Les consultations engagées avec la République islamique de Mauritanie conformément à l'article 96 de l'accord ACP-CE sont clôturées.

Article 2

Les mesures précisées dans la lettre figurant en annexe sont adoptées au titre des mesures appropriées visées à l'article 96, paragraphe 2, point c), de l'accord ACP-CE.

Article 3

La présente décision entre en vigueur le jour de son adoption.

La présente décision expire le 29 novembre 2007. Elle est réexaminée régulièrement au moins tous les six mois.

Article 4

La présente décision est publiée au Journal officiel de l'Union européenne.

Fait à Bruxelles, le 29 mai 2006.

Par le Conseil

Le président

M. BARTENSTEIN


(1)  JO L 317 du 15.12.2000, p. 3.

(2)  JO L 209 du 11.8.2005, p. 27.

(3)  JO L 317 du 15.12.2000, p. 376.


ANNEXE

Monsieur le Premier Ministre,

L'Union européenne (UE) attache une grande importance aux dispositions de l'article 9 de l'accord de Cotonou révisé. Le respect des droits de l'homme, des principes démocratiques et de l'État de droit, sur lesquels se fonde le partenariat ACP-UE constituent des éléments essentiels dudit accord et, par conséquent, le fondement de nos relations.

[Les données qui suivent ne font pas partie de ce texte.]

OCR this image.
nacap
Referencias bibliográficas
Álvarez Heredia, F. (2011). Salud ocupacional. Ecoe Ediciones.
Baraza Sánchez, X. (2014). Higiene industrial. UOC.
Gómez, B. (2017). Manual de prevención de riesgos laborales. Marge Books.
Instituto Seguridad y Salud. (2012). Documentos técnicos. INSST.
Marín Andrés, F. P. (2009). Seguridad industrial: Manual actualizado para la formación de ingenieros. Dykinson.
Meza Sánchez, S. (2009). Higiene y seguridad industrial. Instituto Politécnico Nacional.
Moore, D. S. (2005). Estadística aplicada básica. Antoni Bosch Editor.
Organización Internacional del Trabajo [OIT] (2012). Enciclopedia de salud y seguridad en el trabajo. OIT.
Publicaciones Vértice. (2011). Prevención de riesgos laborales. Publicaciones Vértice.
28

Dans cet esprit, la partie européenne a rappelé, dans ses déclarations du 3 août 2005 au sujet du coup d'État perpétré en Mauritanie, sa condamnation de toutes les tentatives de prise du pouvoir par la force et appelé au respect de la démocratie et du cadre constitutionnel légal.

En application de l'article 96 de l'accord de Cotonou révisé, et considérant que le coup d'État du 3 août 2005 constitue une violation de certains éléments essentiels décrits dans cet article, l'UE a invité la Mauritanie à des consultations en vue, comme le prévoit l'accord, d'examiner de façon approfondie la situation et, le cas échéant, d'y remédier.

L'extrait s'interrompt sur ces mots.